Koalisi Masyarakat Sipil Desak Pengesahan Revisi Kedua UU ITE Ditunda



KONTAN.CO.ID - JAKARTA. Koalisi Masyarakat Sipil untuk Revisi UU ITE mendesak DPR RI dan Pemerintah untuk menunda pengesahan RUU ITE Perubahan Kedua sampai seluruh pasal bermasalah dibahas secara tuntas dan tidak lagi berpotensi melanggar hak asasi manusia.

Pasalnya hingga saat ini masyarakat belum menerima salinan resmi naskah rancangan revisi UU ITE. Hal tersebut lantaran proses pembahasannya dinilai dilakukan secara tertutup dan tidak membuka ruang partisipasi publik yang bermakna.

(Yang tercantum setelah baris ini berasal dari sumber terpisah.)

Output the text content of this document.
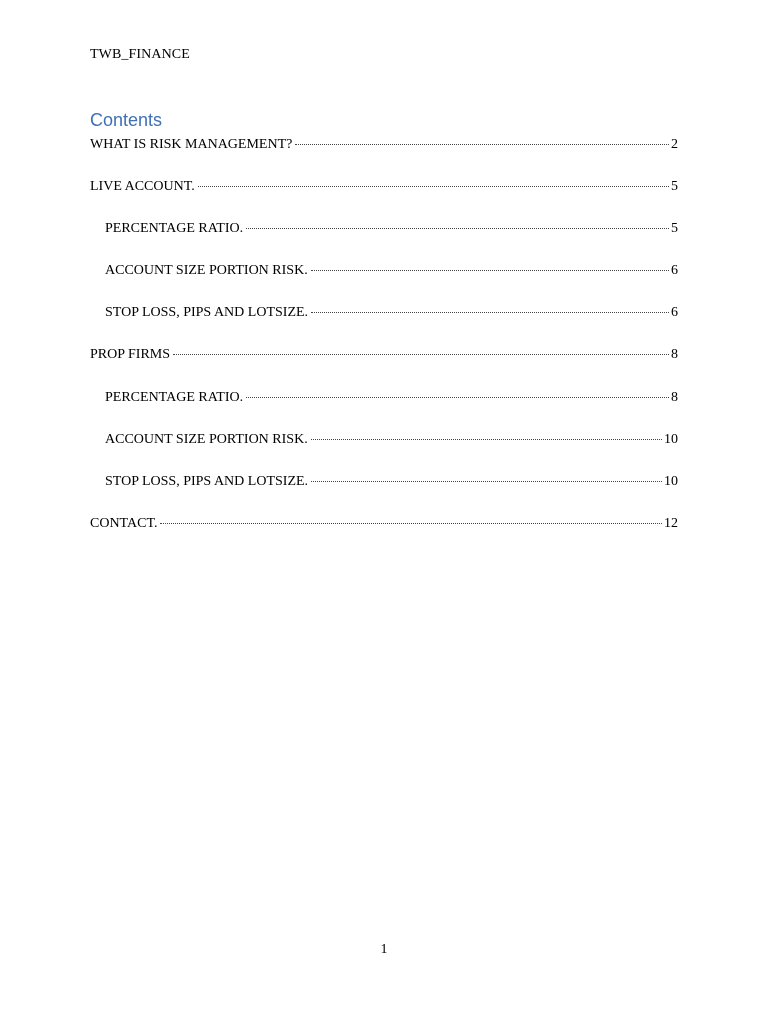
TWB_FINANCE
Contents
WHAT IS RISK MANAGEMENT?	2
LIVE ACCOUNT.	5
PERCENTAGE RATIO.	5
ACCOUNT SIZE PORTION RISK.	6
STOP LOSS, PIPS AND LOTSIZE.	6
PROP FIRMS	8
PERCENTAGE RATIO.	8
ACCOUNT SIZE PORTION RISK.	10
STOP LOSS, PIPS AND LOTSIZE.	10
CONTACT.	12
1
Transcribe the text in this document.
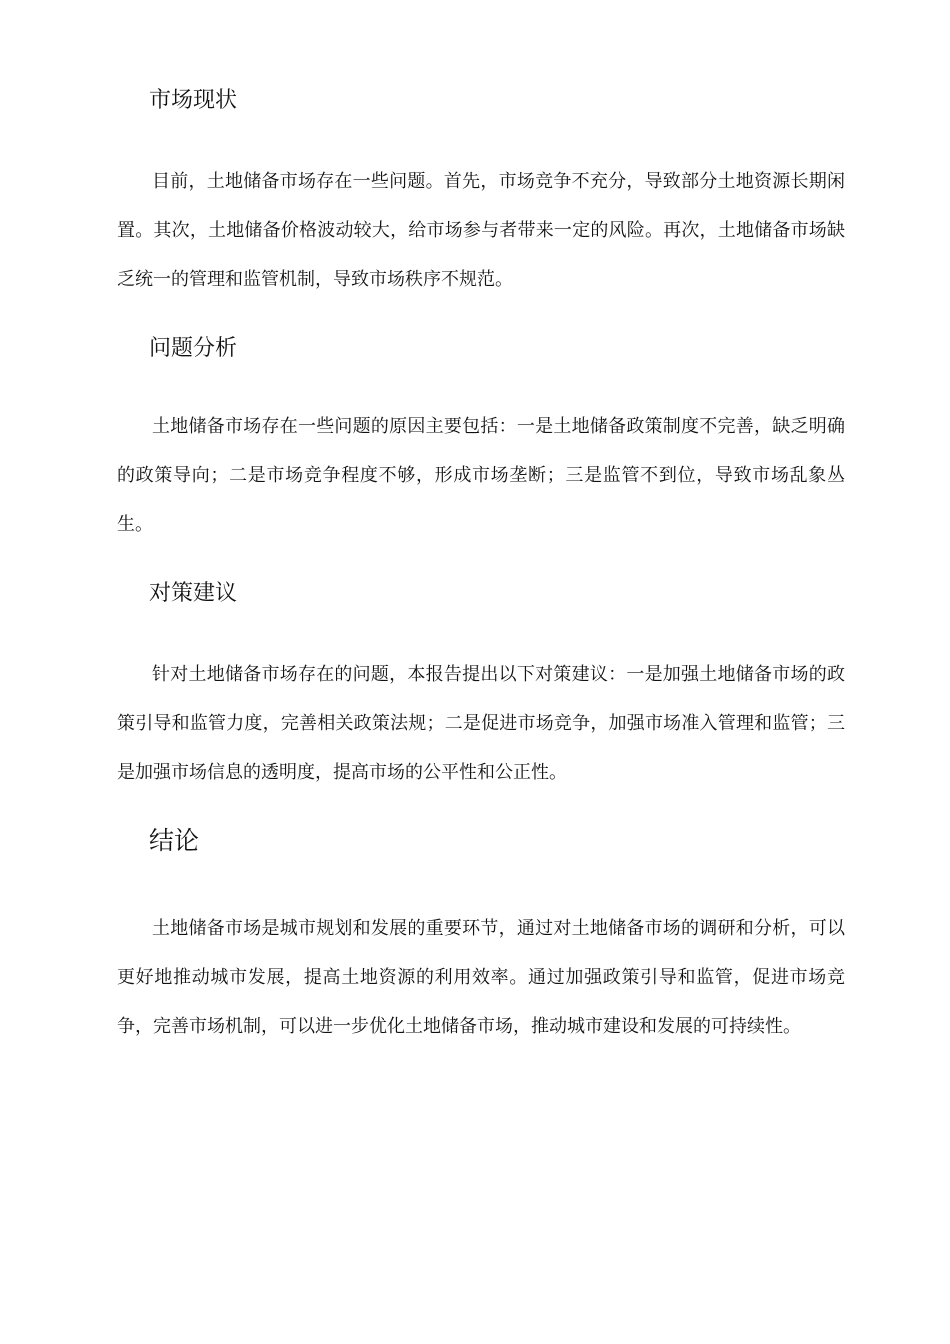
市场现状

目前，土地储备市场存在一些问题。首先，市场竞争不充分，导致部分土地资源长期闲置。其次，土地储备价格波动较大，给市场参与者带来一定的风险。再次，土地储备市场缺乏统一的管理和监管机制，导致市场秩序不规范。

问题分析

土地储备市场存在一些问题的原因主要包括：一是土地储备政策制度不完善，缺乏明确的政策导向；二是市场竞争程度不够，形成市场垄断；三是监管不到位，导致市场乱象丛生。

对策建议

针对土地储备市场存在的问题，本报告提出以下对策建议：一是加强土地储备市场的政策引导和监管力度，完善相关政策法规；二是促进市场竞争，加强市场准入管理和监管；三是加强市场信息的透明度，提高市场的公平性和公正性。

结论

土地储备市场是城市规划和发展的重要环节，通过对土地储备市场的调研和分析，可以更好地推动城市发展，提高土地资源的利用效率。通过加强政策引导和监管，促进市场竞争，完善市场机制，可以进一步优化土地储备市场，推动城市建设和发展的可持续性。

Berdasarkan catatan koalisi, dari 14 kali rapat kerja yang dilakukan oleh panitia kerja (Panja) Komisi I dan DPR RI hanya beberapa rapat saja yang diumumkan secara resmi ke publik. Dimana risalah rapat tersebut hanya berisi siapa saja yang hadir tanpa menyertakan isi pembahasan. 


Baca Juga: Jangan Ada Lagi Pasal Karet di UU Informasi dan Transaksi Elektronik (ITE)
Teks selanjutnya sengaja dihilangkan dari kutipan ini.